By Mindy Ragan Wood
A teenager enjoying dinner with his family is faced with a life and death crisis when his father falls to the floor unconscious. The young man springs into action and performs CPR until the ambulance arrives, saving his father’s life.
That is a true story Steve Embree loves to tell when he talks about the importance of CPR classes for high school students. He is the Oklahoma spokesman for the American Heart Association (AHA).
The non-profit organization recently presented CPR training kits to Oklahoma schools including Yukon High School and Piedmont High School.
“It’s no secret that Oklahoma ranks near the bottom of heart disease and cardio vascular deaths, so it’s a huge problem locally. One of the things we push from our standpoint is bystander education,” Embree said. “It can be life or death situations and we’re working to train as many bystanders as we can.
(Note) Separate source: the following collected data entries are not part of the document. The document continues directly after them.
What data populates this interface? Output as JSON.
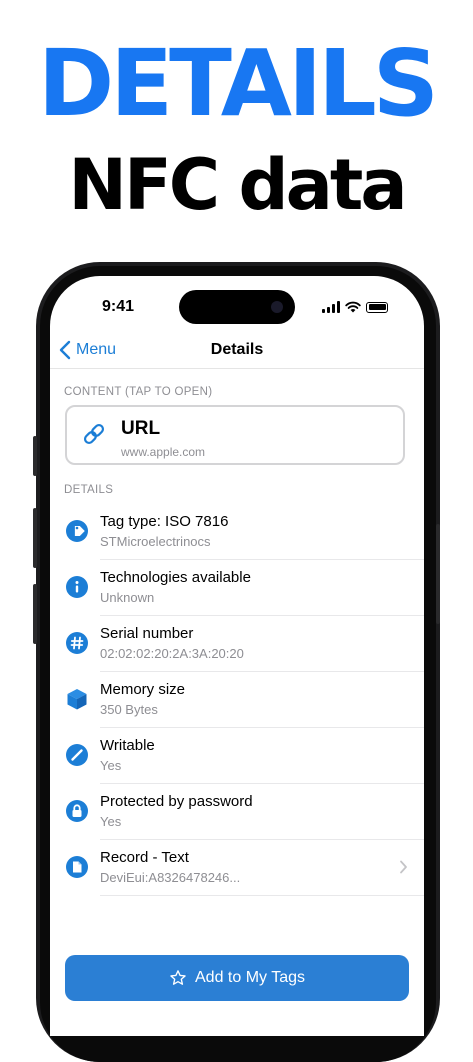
{
  "headline": {
    "title": "DETAILS",
    "subtitle": "NFC data"
  },
  "status_bar": {
    "time": "9:41"
  },
  "nav": {
    "back_label": "Menu",
    "title": "Details"
  },
  "content_section": {
    "label": "CONTENT (TAP TO OPEN)",
    "card": {
      "icon": "link-icon",
      "title": "URL",
      "subtitle": "www.apple.com"
    }
  },
  "details_section": {
    "label": "DETAILS",
    "rows": [
      {
        "icon": "tag-icon",
        "title": "Tag type: ISO 7816",
        "subtitle": "STMicroelectrinocs"
      },
      {
        "icon": "info-icon",
        "title": "Technologies available",
        "subtitle": "Unknown"
      },
      {
        "icon": "number-icon",
        "title": "Serial number",
        "subtitle": "02:02:02:20:2A:3A:20:20"
      },
      {
        "icon": "cube-icon",
        "title": "Memory size",
        "subtitle": "350 Bytes"
      },
      {
        "icon": "pencil-icon",
        "title": "Writable",
        "subtitle": "Yes"
      },
      {
        "icon": "lock-icon",
        "title": "Protected by password",
        "subtitle": "Yes"
      },
      {
        "icon": "document-icon",
        "title": "Record - Text",
        "subtitle": "DeviEui:A8326478246..."
      }
    ]
  },
  "action": {
    "icon": "star-icon",
    "label": "Add to My Tags"
  },
  "colors": {
    "accent": "#2b7fd4",
    "headline_blue": "#1877f2",
    "icon_blue": "#1c7ed6"
  }
}
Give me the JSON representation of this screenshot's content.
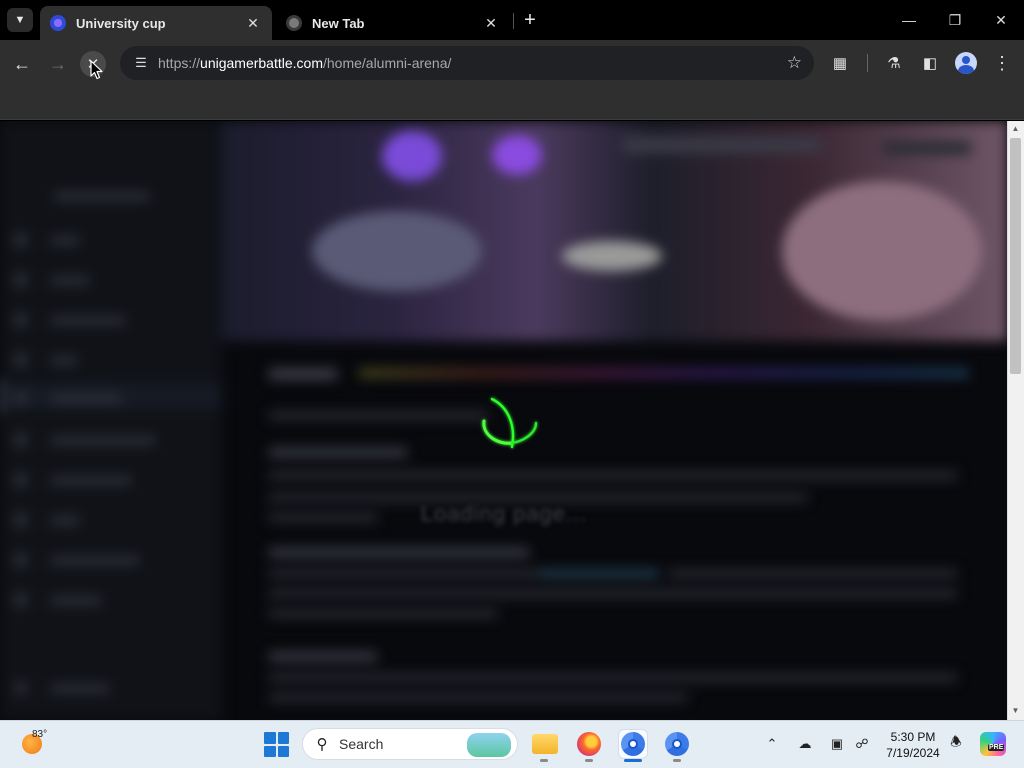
{
  "browser": {
    "tabs": [
      {
        "title": "University cup",
        "active": true
      },
      {
        "title": "New Tab",
        "active": false
      }
    ],
    "address_bar": {
      "scheme": "https://",
      "host": "unigamerbattle.com",
      "path": "/home/alumni-arena/"
    }
  },
  "page": {
    "loading_text": "Loading page...",
    "accent_color": "#39ff3a"
  },
  "taskbar": {
    "weather_temp": "83°",
    "search_placeholder": "Search",
    "time": "5:30 PM",
    "date": "7/19/2024",
    "copilot_badge": "PRE"
  },
  "icons": [
    "tab-search-icon",
    "new-tab-icon",
    "back-arrow-icon",
    "forward-arrow-icon",
    "stop-loading-icon",
    "site-info-icon",
    "bookmark-star-icon",
    "extensions-icon",
    "labs-flask-icon",
    "side-panel-icon",
    "profile-avatar-icon",
    "menu-kebab-icon",
    "windows-start-icon",
    "file-explorer-icon",
    "firefox-icon",
    "chrome-icon",
    "chevron-up-icon",
    "cloud-off-icon",
    "display-icon",
    "network-icon",
    "bell-icon",
    "copilot-icon"
  ]
}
We’re able to train 35,000 to 40,000 citizens every year with CPR training in high schools. It makes a huge difference.”
That difference is made possible with grants from the local business community. Mammath Energy paid for 16 training kits, around $80,000, for the AHA’s CPR in Schools Program.
Oklahoma House Bill 1378 passed in 2014 and requires at least one teacher and one non-certified staff member be trained in CPR and the Heimlich maneuver. It requires the same of students before they graduate unless the parent opts out or the student has a disability that prevents them from taking the course.
Embree said within two months of the bill passing, they learned two high school students had given CPR and helped save a loved one’s life.
“In a cardiac arrest situation, CPR can double or triple someone’s chance of survival,” Embree said.
More than 326,000 people experience cardiac arrest outside of a hospital each year, the AHA reported. About 90 percent of those victims die, often because bystanders don’t know how to start CPR or are afraid they’ll do something wrong.
“One of the reasons we have such low survival rates in Oklahoma is because in rural areas it often takes 15 to 20 minutes for an ambulance to arrive,” Embree said.
With CPR as a graduation requirement, it will mean more bystanders could be ready to take action. The class takes about 30 minutes to an hour using a DVD instruction video and dummies on which students can practice the technique.
Yukon High School Principal Melissa Barlow was grateful for the donation.
“We will implement this kit into our current CPR education program with our ninth-grade students in their Keystone class,” Barlow said in a prepared statement. “This kit will allow for us to give students additional hands-on opportunities while learning CPR through our training program. We are grateful for Mammoth Energy and the donation of this CPR kit, as it allows us to improve instruction for all students at Yukon High School. We are thankful for partners in education, such as Mammoth Energy, as they help us build opportunities for our students.”
A call to Piedmont High School Principal Trinity Johnson was not returned at press time.